Commentary by Sri Adi Shankaracharya of Advaita Sampradaya:
1.45 Sri Sankaracharya did not comment on this sloka. The commentary starts from 2.10.
Commentary by Sri Abhinavagupta of Kaula Tantra Sampradaya:
1.45 Aho bata etc. We denotes one and all who were divided [into the opposite campus] by the division among the Kauravas and the Pandavas. When every one is indiscriminate, what act is proper for me, while I am endowed with the faculty to discriminate? Of course, it is proper to turn back from the battle.

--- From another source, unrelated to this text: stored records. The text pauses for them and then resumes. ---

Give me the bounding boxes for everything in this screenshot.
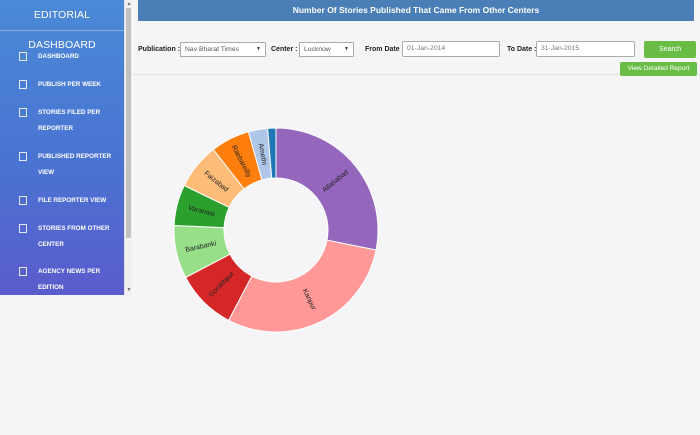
slice-other[interactable] (267, 127, 277, 179)
sidebar-item-label: FILE REPORTER VIEW (38, 197, 107, 204)
page-title: Number Of Stories Published That Came Fr… (138, 0, 694, 21)
sidebar-item-stories-from-other-center[interactable]: STORIES FROM OTHER CENTER (0, 220, 124, 252)
from-date-label: From Date : (365, 46, 404, 53)
sidebar-item-label: DASHBOARD (38, 53, 79, 60)
scroll-down-arrow-icon[interactable]: ▼ (126, 287, 132, 293)
sidebar-divider (0, 30, 124, 31)
checkbox-icon[interactable] (19, 267, 27, 276)
center-label: Center : (271, 46, 298, 53)
sidebar-scrollbar[interactable]: ▲ ▼ (124, 0, 132, 295)
sidebar-item-agency-news-per-edition[interactable]: AGENCY NEWS PER EDITION (0, 263, 124, 295)
slice-kanpur[interactable] (227, 239, 377, 333)
slice-allahabad[interactable] (275, 127, 379, 251)
to-date-input[interactable]: 31-Jan-2015 (536, 41, 635, 57)
sidebar-item-label: STORIES FROM OTHER CENTER (38, 225, 110, 248)
publication-select-value: Nav Bharat Times (185, 46, 240, 53)
from-date-input[interactable]: 01-Jan-2014 (402, 41, 500, 57)
filter-bar: Publication : Nav Bharat Times ▼ Center … (132, 34, 700, 76)
checkbox-icon[interactable] (19, 196, 27, 205)
sidebar-item-published-reporter-view[interactable]: PUBLISHED REPORTER VIEW (0, 148, 124, 180)
publication-label: Publication : (138, 46, 180, 53)
scroll-thumb[interactable] (126, 8, 131, 238)
slice-label-amethi: Amethi (257, 143, 268, 166)
sidebar-item-label: AGENCY NEWS PER EDITION (38, 268, 101, 291)
sidebar-item-label: PUBLISH PER WEEK (38, 81, 101, 88)
chevron-down-icon: ▼ (344, 46, 349, 52)
to-date-label: To Date : (507, 46, 537, 53)
publication-select[interactable]: Nav Bharat Times ▼ (180, 42, 266, 57)
chevron-down-icon: ▼ (256, 46, 261, 52)
checkbox-icon[interactable] (19, 80, 27, 89)
chart-slices (173, 127, 379, 333)
sidebar-item-file-reporter-view[interactable]: FILE REPORTER VIEW (0, 192, 124, 210)
checkbox-icon[interactable] (19, 152, 27, 161)
sidebar-item-label: STORIES FILED PER REPORTER (38, 109, 101, 132)
sidebar-item-stories-filed-per-reporter[interactable]: STORIES FILED PER REPORTER (0, 104, 124, 136)
checkbox-icon[interactable] (19, 52, 27, 61)
center-select[interactable]: Lucknow ▼ (299, 42, 354, 57)
sidebar-item-dashboard[interactable]: DASHBOARD (0, 48, 124, 66)
view-detailed-report-button[interactable]: View Detailed Report (620, 62, 697, 76)
scroll-up-arrow-icon[interactable]: ▲ (126, 1, 132, 7)
checkbox-icon[interactable] (19, 224, 27, 233)
center-select-value: Lucknow (304, 46, 331, 53)
sidebar-item-label: PUBLISHED REPORTER VIEW (38, 153, 112, 176)
sidebar-title: EDITORIAL DASHBOARD (28, 9, 96, 51)
sidebar-item-publish-per-week[interactable]: PUBLISH PER WEEK (0, 76, 124, 94)
checkbox-icon[interactable] (19, 108, 27, 117)
search-button[interactable]: Search (644, 41, 696, 58)
sidebar: EDITORIAL DASHBOARD DASHBOARD PUBLISH PE… (0, 0, 124, 295)
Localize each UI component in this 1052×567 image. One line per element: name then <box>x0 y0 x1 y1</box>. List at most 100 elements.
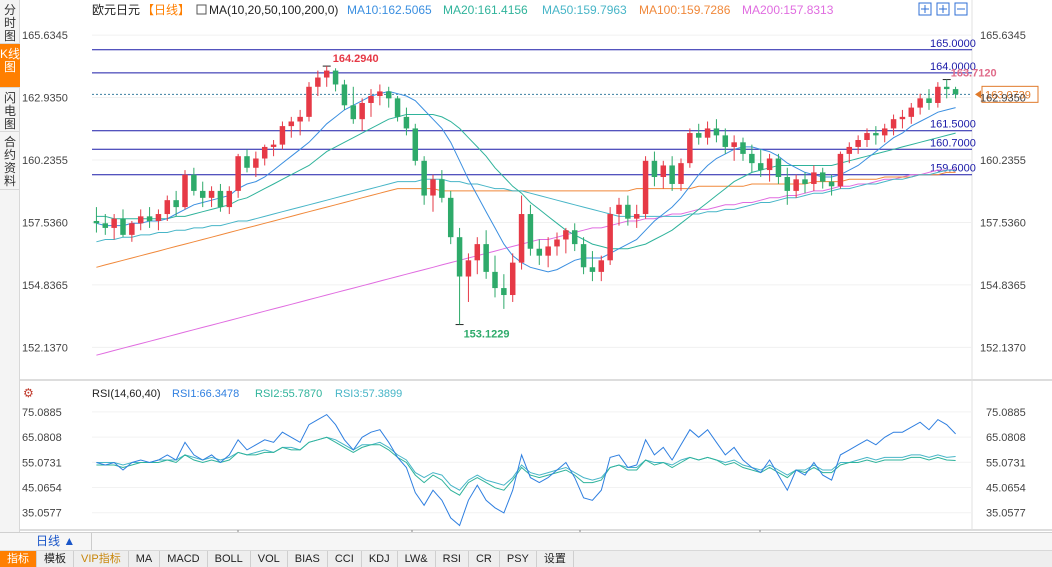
candle[interactable] <box>102 214 109 235</box>
candle[interactable] <box>456 227 463 325</box>
indicator-button[interactable]: MA <box>129 551 161 567</box>
indicator-button[interactable]: RSI <box>436 551 469 567</box>
candle[interactable] <box>421 156 427 205</box>
candle[interactable] <box>642 156 649 219</box>
indicator-button[interactable]: KDJ <box>362 551 398 567</box>
candle[interactable] <box>155 209 162 231</box>
candle[interactable] <box>580 237 587 275</box>
candle[interactable] <box>757 149 764 178</box>
candle[interactable] <box>819 167 826 189</box>
candle[interactable] <box>447 190 454 245</box>
candle[interactable] <box>554 232 560 256</box>
candle[interactable] <box>890 114 897 136</box>
candle[interactable] <box>943 79 950 99</box>
candle[interactable] <box>474 237 481 275</box>
candle[interactable] <box>881 123 888 143</box>
candle[interactable] <box>279 121 286 150</box>
candle[interactable] <box>93 207 100 233</box>
rsi-settings-icon[interactable]: ⚙ <box>23 386 34 400</box>
candle[interactable] <box>430 174 436 212</box>
candle[interactable] <box>784 167 791 205</box>
candle[interactable] <box>111 214 117 240</box>
candle[interactable] <box>598 255 605 282</box>
tab-kline[interactable]: K线图 <box>0 44 20 88</box>
indicator-button[interactable]: 设置 <box>537 551 574 567</box>
candle[interactable] <box>332 68 339 92</box>
candle[interactable] <box>775 153 782 184</box>
candle[interactable] <box>199 181 206 208</box>
candle[interactable] <box>235 153 241 198</box>
candle[interactable] <box>837 151 844 189</box>
candle[interactable] <box>695 123 702 145</box>
candle[interactable] <box>297 109 303 136</box>
candle[interactable] <box>501 274 507 309</box>
candle[interactable] <box>518 195 525 270</box>
candle[interactable] <box>908 102 915 124</box>
candle[interactable] <box>368 89 374 117</box>
ma-checkbox-icon[interactable] <box>196 4 207 15</box>
period-dropdown[interactable]: 日线 ▲ <box>20 533 93 550</box>
indicator-button[interactable]: BIAS <box>288 551 328 567</box>
candle[interactable] <box>633 204 640 228</box>
candle[interactable] <box>669 156 675 191</box>
candle[interactable] <box>394 96 401 122</box>
candle[interactable] <box>137 209 144 231</box>
candle[interactable] <box>439 170 445 203</box>
candle[interactable] <box>226 186 233 215</box>
candle[interactable] <box>306 82 312 122</box>
candle[interactable] <box>483 230 489 279</box>
candle[interactable] <box>323 66 330 87</box>
indicator-button[interactable]: PSY <box>500 551 537 567</box>
candle[interactable] <box>545 237 551 268</box>
indicator-button[interactable]: 指标 <box>0 551 37 567</box>
candle[interactable] <box>828 174 835 196</box>
candle[interactable] <box>191 167 197 196</box>
zoom-in-button[interactable] <box>936 2 950 16</box>
candle[interactable] <box>315 70 321 97</box>
candle[interactable] <box>129 220 135 242</box>
candle[interactable] <box>527 204 534 256</box>
zoom-out-button[interactable] <box>954 2 968 16</box>
candle[interactable] <box>571 223 578 252</box>
indicator-button[interactable]: MACD <box>160 551 208 567</box>
candle[interactable] <box>864 128 870 147</box>
candle[interactable] <box>687 128 693 168</box>
crosshair-button[interactable] <box>918 2 932 16</box>
candle[interactable] <box>288 116 295 138</box>
candle[interactable] <box>465 253 472 302</box>
candle[interactable] <box>217 183 224 212</box>
candle[interactable] <box>722 128 729 154</box>
candle[interactable] <box>244 149 250 173</box>
candle[interactable] <box>926 89 932 110</box>
candle[interactable] <box>208 186 215 208</box>
candle[interactable] <box>713 119 720 143</box>
candle[interactable] <box>341 79 348 110</box>
candle[interactable] <box>120 209 126 238</box>
indicator-button[interactable]: BOLL <box>208 551 251 567</box>
indicator-button[interactable]: LW& <box>398 551 436 567</box>
indicator-button[interactable]: 模板 <box>37 551 74 567</box>
candle[interactable] <box>270 140 277 157</box>
candle[interactable] <box>766 153 773 182</box>
candle[interactable] <box>749 144 755 173</box>
candle[interactable] <box>536 239 543 265</box>
candle[interactable] <box>146 207 153 228</box>
tab-contract-info[interactable]: 合约资料 <box>0 132 20 190</box>
candle[interactable] <box>855 135 861 154</box>
candle[interactable] <box>802 172 808 194</box>
candle[interactable] <box>377 84 383 106</box>
candle[interactable] <box>660 160 667 189</box>
candle[interactable] <box>625 195 631 226</box>
candle[interactable] <box>412 123 419 166</box>
candle[interactable] <box>261 144 268 166</box>
indicator-button[interactable]: VOL <box>251 551 288 567</box>
candle[interactable] <box>811 165 817 191</box>
candle[interactable] <box>952 86 959 99</box>
candle[interactable] <box>589 251 596 282</box>
candle[interactable] <box>935 82 941 108</box>
candle[interactable] <box>678 158 684 191</box>
candle[interactable] <box>899 109 906 129</box>
kline-chart[interactable]: 165.0000164.0000161.5000160.7000159.6000… <box>20 0 1052 532</box>
indicator-button[interactable]: CCI <box>328 551 362 567</box>
candle[interactable] <box>793 174 799 198</box>
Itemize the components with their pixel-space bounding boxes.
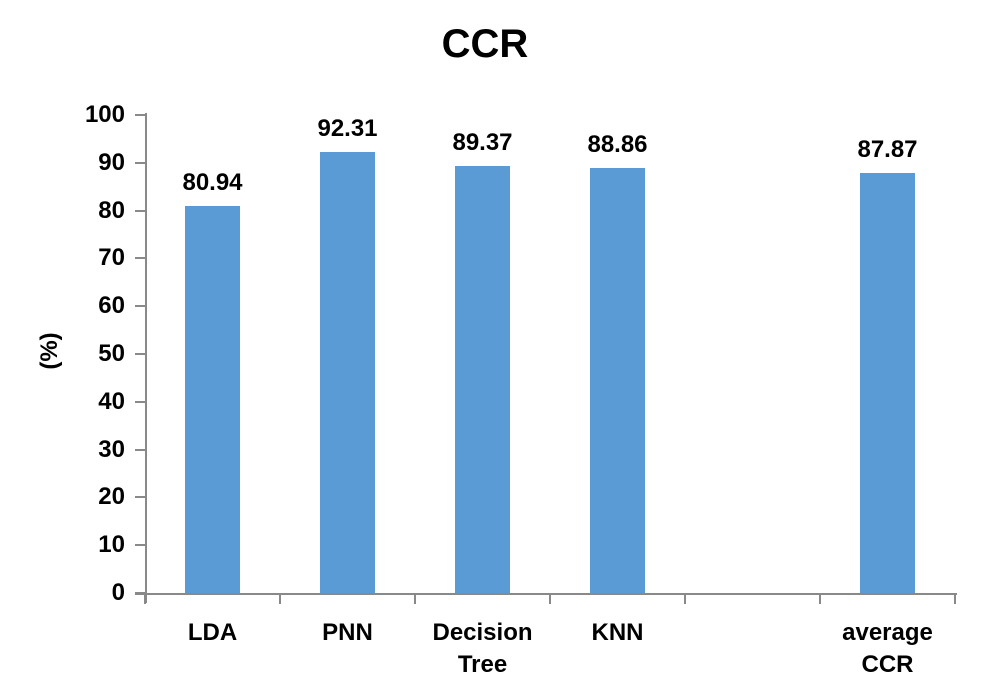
- y-axis-tick: [135, 448, 145, 451]
- x-category-label: PNN: [322, 619, 373, 646]
- y-tick-label: 20: [98, 483, 125, 511]
- bar-pnn: [320, 151, 375, 593]
- bar-knn: [590, 168, 645, 593]
- y-tick-label: 100: [84, 101, 125, 128]
- y-axis-tick: [135, 496, 145, 499]
- bar-value-label: 89.37: [452, 128, 513, 156]
- bar-value-label: 92.31: [317, 114, 378, 142]
- y-tick-label: 70: [98, 244, 125, 272]
- y-tick-label: 60: [98, 292, 125, 320]
- y-axis-tick: [135, 544, 145, 547]
- y-axis-tick: [135, 305, 145, 308]
- y-axis-line: [145, 113, 147, 603]
- bar-average-ccr: [860, 172, 915, 593]
- x-category-label: LDA: [187, 619, 238, 646]
- bar-decision-tree: [455, 165, 510, 593]
- y-axis-tick: [135, 114, 145, 116]
- x-axis-tick: [549, 593, 551, 604]
- bar-value-label: 88.86: [587, 131, 648, 159]
- x-axis-tick: [819, 593, 821, 604]
- y-axis-tick: [135, 353, 145, 355]
- x-axis-tick: [684, 593, 686, 604]
- x-axis-line: [135, 593, 957, 595]
- x-category-label: KNN: [591, 619, 644, 646]
- y-tick-label: 10: [98, 531, 125, 559]
- y-tick-label: 50: [98, 340, 125, 367]
- y-axis-tick: [135, 161, 145, 164]
- bar-value-label: 87.87: [857, 135, 918, 163]
- x-axis-tick: [279, 593, 281, 604]
- y-axis-tick: [135, 592, 145, 594]
- y-tick-label: 40: [98, 387, 125, 415]
- y-tick-label: 30: [98, 435, 125, 463]
- x-axis-tick: [144, 593, 146, 604]
- y-axis-tick: [135, 209, 145, 212]
- y-axis-tick: [135, 257, 145, 260]
- x-axis-tick: [954, 593, 956, 604]
- chart-title: CCR: [441, 22, 529, 66]
- x-axis-tick: [414, 593, 416, 604]
- bar-value-label: 80.94: [182, 169, 243, 197]
- x-category-label: average CCR: [842, 619, 933, 673]
- y-tick-label: 80: [98, 196, 125, 224]
- x-category-label: Decision Tree: [432, 619, 533, 673]
- y-axis-tick: [135, 400, 145, 403]
- y-tick-label: 0: [111, 579, 125, 606]
- y-tick-label: 90: [98, 148, 125, 176]
- bar-lda: [185, 206, 240, 593]
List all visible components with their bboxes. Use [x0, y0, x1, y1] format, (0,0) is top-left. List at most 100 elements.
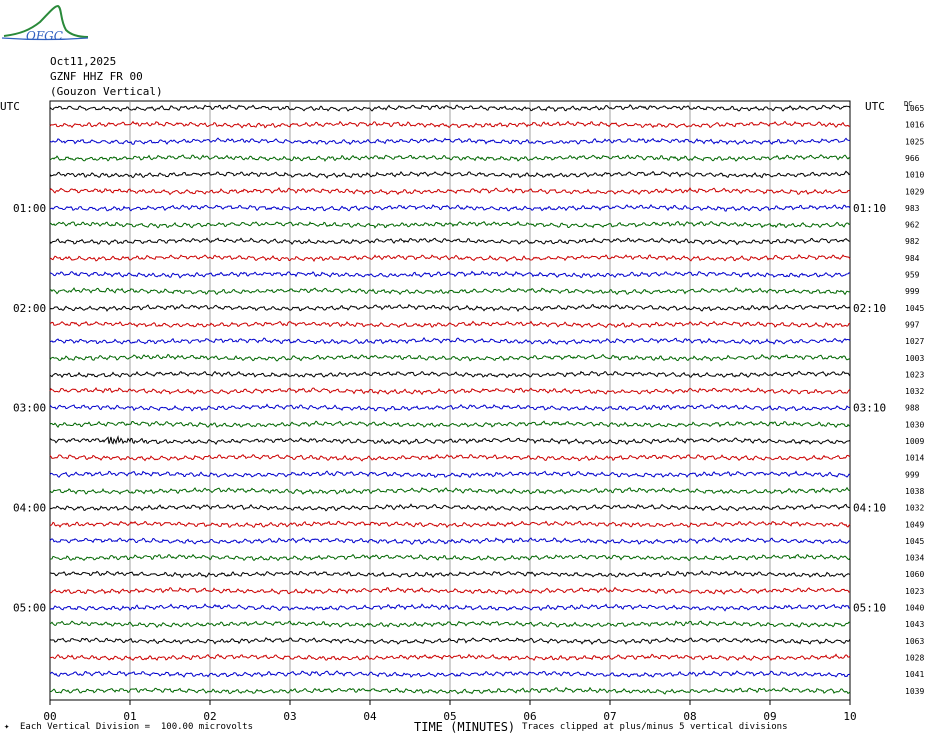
seismic-trace [49, 170, 851, 179]
left-hour-label: 04:00 [13, 502, 46, 515]
seismic-trace [49, 435, 851, 445]
seismic-trace [49, 254, 851, 262]
x-tick-label: 04 [363, 710, 377, 723]
dc-offset-label: 1027 [905, 337, 924, 346]
dc-offset-label: 984 [905, 254, 920, 263]
seismic-trace [49, 320, 851, 329]
dc-offset-label: 1045 [905, 537, 924, 546]
seismic-trace [49, 454, 851, 462]
seismic-trace [49, 220, 851, 229]
dc-offset-label: 1003 [905, 354, 924, 363]
seismic-trace [49, 603, 851, 612]
footer-marker: ✦ [4, 722, 10, 732]
seismic-trace [49, 686, 851, 695]
record-date: Oct11,2025 [50, 55, 117, 68]
dc-offset-label: 1029 [905, 187, 924, 196]
seismic-trace [49, 486, 851, 495]
seismic-trace [49, 120, 851, 129]
x-tick-label: 02 [203, 710, 216, 723]
dc-offset-label: 1030 [905, 420, 924, 429]
seismic-trace [49, 420, 851, 429]
dc-offset-label: 1039 [905, 687, 924, 696]
seismic-trace [49, 137, 851, 146]
dc-offset-label: 1032 [905, 387, 924, 396]
logo-mountain-icon [3, 4, 89, 38]
left-axis-title: UTC [0, 100, 20, 113]
x-tick-label: 00 [43, 710, 56, 723]
right-hour-label: 05:10 [853, 602, 886, 615]
dc-offset-label: 1028 [905, 653, 924, 662]
dc-offset-label: 1025 [905, 137, 924, 146]
seismic-trace [49, 470, 851, 479]
ofgc-logo: OFGC [1, 4, 89, 43]
x-tick-label: 07 [603, 710, 616, 723]
dc-offset-label: 1014 [905, 454, 924, 463]
dc-offset-label: 1049 [905, 520, 924, 529]
seismic-trace [49, 370, 851, 379]
seismic-trace [49, 386, 851, 396]
seismic-trace [49, 553, 851, 562]
seismic-trace [49, 287, 851, 296]
dc-offset-label: 1043 [905, 620, 924, 629]
dc-offset-label: 999 [905, 470, 920, 479]
dc-offset-label: 988 [905, 404, 920, 413]
dc-offset-label: 962 [905, 221, 920, 230]
right-hour-label: 01:10 [853, 202, 886, 215]
right-hour-label: 04:10 [853, 502, 886, 515]
seismic-trace [49, 270, 851, 279]
dc-offset-label: 1032 [905, 504, 924, 513]
seismic-trace [49, 637, 851, 645]
seismic-trace [49, 670, 851, 678]
x-tick-label: 10 [843, 710, 856, 723]
dc-offset-label: 966 [905, 154, 920, 163]
seismic-trace [49, 353, 851, 362]
seismic-trace [49, 503, 851, 512]
x-axis-label: TIME (MINUTES) [414, 720, 516, 734]
dc-offset-label: 1034 [905, 554, 924, 563]
seismic-trace [49, 187, 851, 196]
x-tick-label: 08 [683, 710, 696, 723]
x-tick-label: 09 [763, 710, 776, 723]
dc-offset-label: 1023 [905, 370, 924, 379]
seismic-trace [49, 403, 851, 412]
dc-offset-label: 1010 [905, 171, 924, 180]
dc-offset-label: 1060 [905, 570, 924, 579]
left-hour-label: 03:00 [13, 402, 46, 415]
seismic-trace [49, 570, 851, 579]
logo-text: OFGC [26, 29, 63, 43]
x-tick-label: 05 [443, 710, 456, 723]
station-code: GZNF HHZ FR 00 [50, 70, 143, 83]
dc-offset-label: 997 [905, 320, 920, 329]
x-tick-label: 01 [123, 710, 136, 723]
seismic-trace [49, 204, 851, 212]
left-hour-label: 01:00 [13, 202, 46, 215]
left-hour-label: 02:00 [13, 302, 46, 315]
dc-offset-label: 999 [905, 287, 920, 296]
seismic-trace [49, 337, 851, 345]
dc-offset-label: 1038 [905, 487, 924, 496]
dc-offset-label: 1065 [905, 104, 924, 113]
clip-note: Traces clipped at plus/minus 5 vertical … [522, 722, 788, 732]
scale-note: Each Vertical Division = 100.00 microvol… [20, 722, 253, 732]
x-tick-label: 03 [283, 710, 296, 723]
dc-offset-label: 959 [905, 271, 920, 280]
seismic-trace [49, 104, 851, 112]
seismic-trace [49, 237, 851, 246]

Yet, says [Arjuna], what is much more proper is this [see next sloka]:
Sanskrit Shloka Without Transliteration Marks:
yadi mam apratikaram
dhartarastra rane hanyus
tan me ksemataram bhavet
Sanskrit to English Word for Word Meanings:
yadi — even if; mām — me; apratīkāram — without being resistant; aśastram — without being fully equipped; śastra-pāṇayaḥ — those with weapons in hand; dhārtarāṣṭrāḥ — the sons of Dhṛtarāṣṭra; raṇe — on the battlefield; hanyuḥ — may kill; tat — that; me — for me; kṣema-taram — better; bhavet — would be.